Balducci hayvanın ipini bırakmadan zar zor inmişti. Soğuktan dikilmiş bıyıklarının altından öğretmene gülümsedi. Koyu esmer alnının altında çok derinlere yerleşmiş iki küçük kara gözleri ve kırışıklıklarla çevrili ağzı ona özenli ve dikkatli bir hava veriyordu.  Daru atın dizginini tuttu ve hayvanı sundurmaya götürdükten sonra okula giren bu iki adamın yanına döndü.

Önce onları odasına aldı. “Sınıfı ısıtmaya gidiyorum. “dedi ve ekledi, “ Orada daha rahat edeceğiz.”

Daru, odaya geri döndüğünde Balducci kanepenin üstündeydi fakat Arap’ı bağladığı ipin ucunu bırakmıştı. Arap da sobanın yanına çömelmişti. Fakat elleri hala bağlı ve kefiyesi geriye itilmiş bir halde pencereye doğru bakıyordu. Daru, önce adamın kocaman, dolgun, pürüzsüz ve neredeyse simsiyah dudaklarını gördü; karanlık gözleri ateş doluydu, burnu ise dümdüzdü. Başındaki kefiye inatçı alnını ortaya çıkarıyordu, tavlanmış ancak soğuktan biraz solmuş derisinin altında yüzünün tamamında biraz endişe ve isyankâr bir ifade vardı. Arap, tam bu sırada yüzünü ona çevirip gözlerinin içine baktığında Daru irkilerek kendine geldi. “Yan tarafa geçiniz.” dedi öğretmen, “Size naneli çay yapayım.” Hemen araya giren Balducci, “Teşekkürler…” dedi, “Ne angarya iş bu!” dedi, “Ne güzel olurdu şimdi emeklilik.” Mahkûma da Arapça seslenerek “Sen, gel!”

Arap, kalktı ve bileklerini onun önünde tutarak küçük adımlarla okula geçti.
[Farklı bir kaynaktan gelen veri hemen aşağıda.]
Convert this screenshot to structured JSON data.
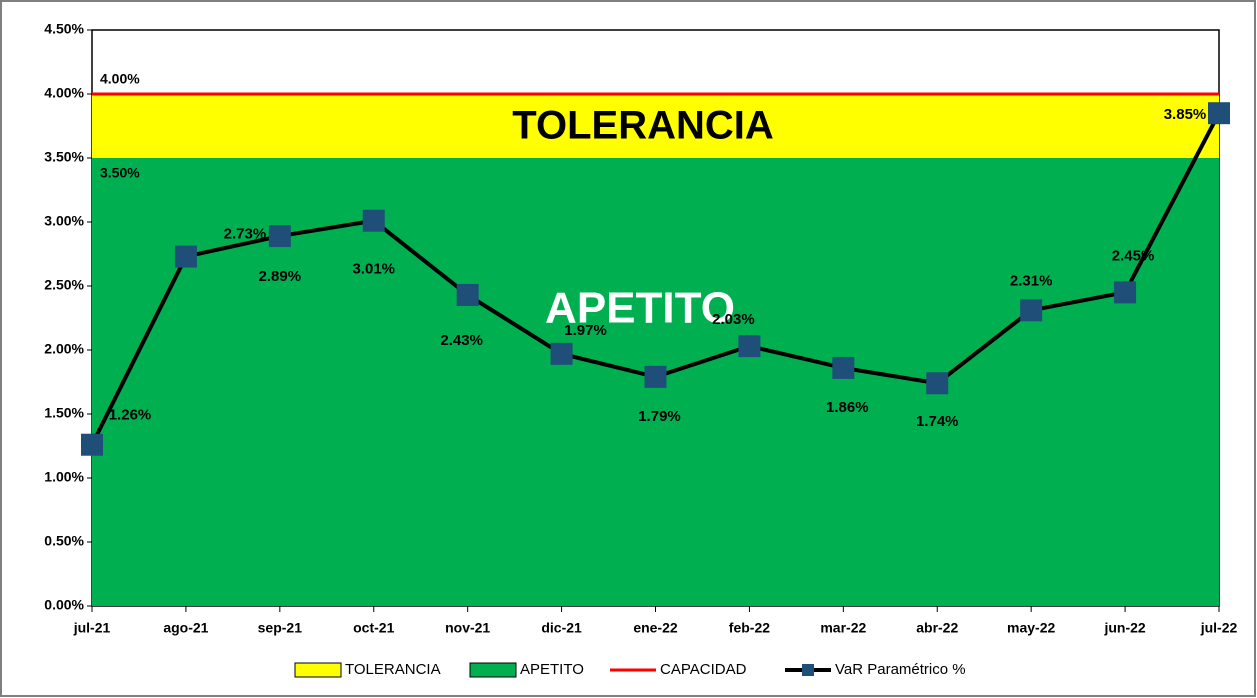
{
  "chart_data": {
    "type": "line",
    "categories": [
      "jul-21",
      "ago-21",
      "sep-21",
      "oct-21",
      "nov-21",
      "dic-21",
      "ene-22",
      "feb-22",
      "mar-22",
      "abr-22",
      "may-22",
      "jun-22",
      "jul-22"
    ],
    "bands": [
      {
        "name": "APETITO",
        "color": "#00b050",
        "value": 3.5,
        "value_label": "3.50%",
        "text": "APETITO"
      },
      {
        "name": "TOLERANCIA",
        "color": "#ffff00",
        "value": 0.5,
        "text": "TOLERANCIA"
      }
    ],
    "limit": {
      "name": "CAPACIDAD",
      "color": "#ff0000",
      "value": 4.0,
      "value_label": "4.00%"
    },
    "series": [
      {
        "name": "VaR Paramétrico %",
        "color": "#000000",
        "marker_color": "#1f4e79",
        "values": [
          1.26,
          2.73,
          2.89,
          3.01,
          2.43,
          1.97,
          1.79,
          2.03,
          1.86,
          1.74,
          2.31,
          2.45,
          3.85
        ],
        "value_labels": [
          "1.26%",
          "2.73%",
          "2.89%",
          "3.01%",
          "2.43%",
          "1.97%",
          "1.79%",
          "2.03%",
          "1.86%",
          "1.74%",
          "2.31%",
          "2.45%",
          "3.85%"
        ]
      }
    ],
    "ylim": [
      0,
      4.5
    ],
    "yticks": [
      {
        "value": 0,
        "label": "0.00%"
      },
      {
        "value": 0.5,
        "label": "0.50%"
      },
      {
        "value": 1,
        "label": "1.00%"
      },
      {
        "value": 1.5,
        "label": "1.50%"
      },
      {
        "value": 2,
        "label": "2.00%"
      },
      {
        "value": 2.5,
        "label": "2.50%"
      },
      {
        "value": 3,
        "label": "3.00%"
      },
      {
        "value": 3.5,
        "label": "3.50%"
      },
      {
        "value": 4,
        "label": "4.00%"
      },
      {
        "value": 4.5,
        "label": "4.50%"
      }
    ]
  }
}
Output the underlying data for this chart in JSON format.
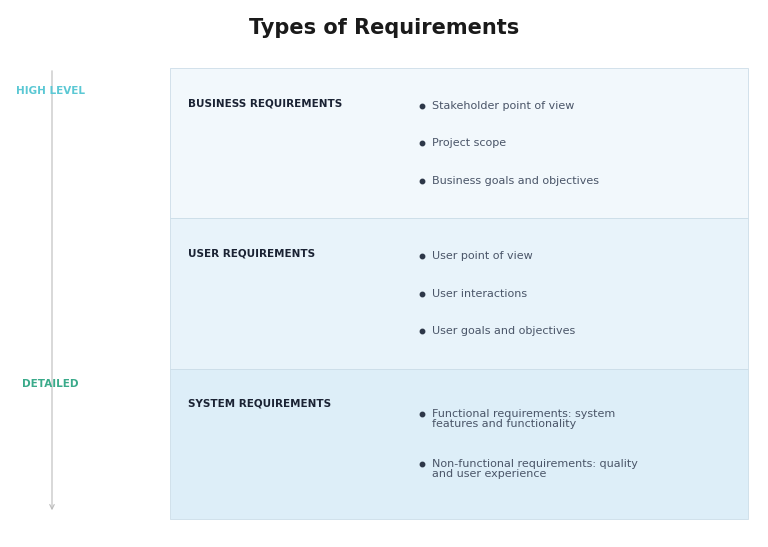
{
  "title": "Types of Requirements",
  "title_fontsize": 15,
  "title_fontweight": "bold",
  "title_color": "#1a1a1a",
  "background_color": "#ffffff",
  "sidebar_label_high": "HIGH LEVEL",
  "sidebar_label_detailed": "DETAILED",
  "sidebar_label_high_color": "#5bc8d4",
  "sidebar_label_detailed_color": "#3aaa8a",
  "sidebar_label_fontsize": 7.5,
  "rows": [
    {
      "heading": "BUSINESS REQUIREMENTS",
      "bullets": [
        [
          "Stakeholder point of view"
        ],
        [
          "Project scope"
        ],
        [
          "Business goals and objectives"
        ]
      ],
      "bg_color": "#f2f8fc",
      "border_color": "#ccdde8"
    },
    {
      "heading": "USER REQUIREMENTS",
      "bullets": [
        [
          "User point of view"
        ],
        [
          "User interactions"
        ],
        [
          "User goals and objectives"
        ]
      ],
      "bg_color": "#e8f3fa",
      "border_color": "#ccdde8"
    },
    {
      "heading": "SYSTEM REQUIREMENTS",
      "bullets": [
        [
          "Functional requirements: system",
          "features and functionality"
        ],
        [
          "Non-functional requirements: quality",
          "and user experience"
        ]
      ],
      "bg_color": "#ddeef8",
      "border_color": "#ccdde8"
    }
  ],
  "heading_fontsize": 7.5,
  "heading_color": "#1a2233",
  "bullet_fontsize": 8,
  "bullet_color": "#4a5568",
  "bullet_dot_color": "#2d3748"
}
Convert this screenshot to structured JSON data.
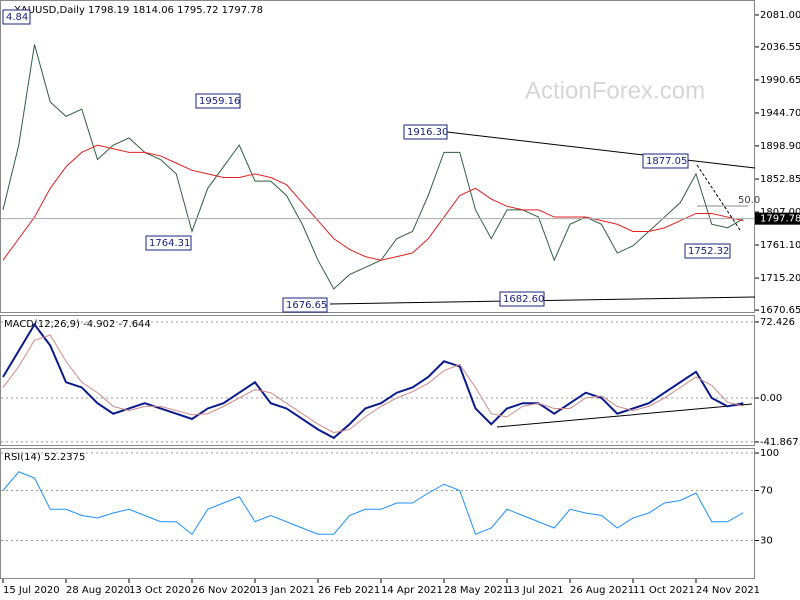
{
  "chart_data": [
    {
      "type": "line",
      "title": "XAUUSD,Daily  1798.19 1814.06 1795.72 1797.78",
      "watermark": "ActionForex.com",
      "ylim": [
        1668,
        2100.4
      ],
      "yticks": [
        {
          "value": 2081,
          "label": "2081.00"
        },
        {
          "value": 2036.55,
          "label": "2036.55"
        },
        {
          "value": 1990.65,
          "label": "1990.65"
        },
        {
          "value": 1944.7,
          "label": "1944.70"
        },
        {
          "value": 1898.9,
          "label": "1898.90"
        },
        {
          "value": 1852.85,
          "label": "1852.85"
        },
        {
          "value": 1807,
          "label": "1807.00"
        },
        {
          "value": 1761.1,
          "label": "1761.10"
        },
        {
          "value": 1715.2,
          "label": "1715.20"
        },
        {
          "value": 1670.65,
          "label": "1670.65"
        }
      ],
      "last_price": 1797.78,
      "annotations": [
        "4.84",
        "1959.16",
        "1764.31",
        "1916.30",
        "1877.05",
        "1752.32",
        "1676.65",
        "1682.60",
        "50.0"
      ],
      "series": [
        {
          "name": "XAUUSD",
          "color": "#2f5f3f",
          "values": [
            1810,
            1900,
            2040,
            1960,
            1940,
            1950,
            1880,
            1900,
            1910,
            1890,
            1880,
            1860,
            1780,
            1840,
            1870,
            1900,
            1850,
            1850,
            1830,
            1790,
            1740,
            1700,
            1720,
            1730,
            1740,
            1770,
            1780,
            1830,
            1890,
            1890,
            1810,
            1770,
            1810,
            1810,
            1800,
            1740,
            1790,
            1800,
            1790,
            1750,
            1760,
            1780,
            1800,
            1820,
            1860,
            1790,
            1785,
            1797.78
          ]
        },
        {
          "name": "MA",
          "color": "#e02020",
          "values": [
            1740,
            1770,
            1800,
            1840,
            1870,
            1890,
            1900,
            1895,
            1890,
            1890,
            1885,
            1875,
            1865,
            1860,
            1855,
            1855,
            1860,
            1855,
            1845,
            1820,
            1795,
            1770,
            1755,
            1745,
            1740,
            1745,
            1750,
            1770,
            1800,
            1830,
            1840,
            1825,
            1815,
            1810,
            1810,
            1800,
            1800,
            1800,
            1795,
            1790,
            1780,
            1780,
            1785,
            1795,
            1805,
            1805,
            1800,
            1795
          ]
        }
      ]
    },
    {
      "type": "line",
      "title": "MACD(12,26,9) -4.902 -7.644",
      "ylim": [
        -44.8,
        78.1
      ],
      "yticks": [
        72.426,
        {
          "value": 0,
          "label": "0.00"
        },
        -41.867
      ],
      "series": [
        {
          "name": "MACD",
          "color": "#0a1a8c",
          "values": [
            20,
            45,
            70,
            50,
            15,
            10,
            -5,
            -15,
            -10,
            -5,
            -10,
            -15,
            -20,
            -10,
            -5,
            5,
            15,
            -5,
            -10,
            -20,
            -30,
            -38,
            -25,
            -10,
            -5,
            5,
            10,
            20,
            35,
            30,
            -10,
            -25,
            -10,
            -5,
            -5,
            -15,
            -5,
            5,
            0,
            -15,
            -10,
            -5,
            5,
            15,
            25,
            0,
            -8,
            -5
          ]
        },
        {
          "name": "Signal",
          "color": "#d08a8a",
          "values": [
            10,
            30,
            55,
            60,
            35,
            15,
            5,
            -8,
            -12,
            -8,
            -8,
            -12,
            -16,
            -15,
            -8,
            0,
            8,
            5,
            -5,
            -15,
            -25,
            -33,
            -30,
            -18,
            -8,
            0,
            6,
            14,
            26,
            32,
            10,
            -15,
            -18,
            -8,
            -5,
            -10,
            -10,
            0,
            2,
            -8,
            -12,
            -8,
            0,
            10,
            20,
            12,
            -4,
            -7.644
          ]
        }
      ]
    },
    {
      "type": "line",
      "title": "RSI(14) 52.2375",
      "ylim": [
        0,
        103.2
      ],
      "yticks": [
        100,
        70,
        30
      ],
      "categories": [
        "15 Jul 2020",
        null,
        null,
        null,
        "28 Aug 2020",
        null,
        null,
        null,
        "13 Oct 2020",
        null,
        null,
        null,
        "26 Nov 2020",
        null,
        null,
        null,
        "13 Jan 2021",
        null,
        null,
        null,
        "26 Feb 2021",
        null,
        null,
        null,
        "14 Apr 2021",
        null,
        null,
        null,
        "28 May 2021",
        null,
        null,
        null,
        "13 Jul 2021",
        null,
        null,
        null,
        "26 Aug 2021",
        null,
        null,
        null,
        "11 Oct 2021",
        null,
        null,
        null,
        "24 Nov 2021",
        null,
        null,
        null
      ],
      "series": [
        {
          "name": "RSI",
          "color": "#1e90ff",
          "values": [
            70,
            85,
            80,
            55,
            55,
            50,
            48,
            52,
            55,
            50,
            45,
            45,
            35,
            55,
            60,
            65,
            45,
            50,
            45,
            40,
            35,
            35,
            50,
            55,
            55,
            60,
            60,
            68,
            75,
            70,
            35,
            40,
            55,
            50,
            45,
            40,
            55,
            52,
            50,
            40,
            48,
            52,
            60,
            62,
            68,
            45,
            45,
            52.2375
          ]
        }
      ]
    }
  ]
}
Daru, çayla birlikte bir sandalye getirdi. Fakat Balducci, ön sıradaki öğrenci masanın üstüne oturmuştu bile. Arap ise öğretmen kürsünün karşısına çömelmişti, masa ile pencere arasındaki sobaya çevriliydi yüzü.

Daru çay bardağını uzattığı sırada, mahkûmun elleri bağlı olduğu için bir an tereddütte kaldı, “Çözebilir miyiz, acaba?”

-          Elbette, dedi Balducci, “Yolculuk içindi...”

Adam, ayağa kalkıyormuş gibi yaptı. Fakat Daru, toprağın üzerine bardağı bırakıp Arap’ın yakınına diz çöktü. Arap tek kelime etmeden kızarmış gözlerle ona bakıyordu. Elleri çözülür çözülmez hızlıca şişmiş bileklerini ovuşturdu, çay bardağına uzandı ve hızlı hızlı çayı yudumlayarak içine çekti.

Kendince, "İyi," dedi Daru, "E, böyle nereye gidiyorsunuz?"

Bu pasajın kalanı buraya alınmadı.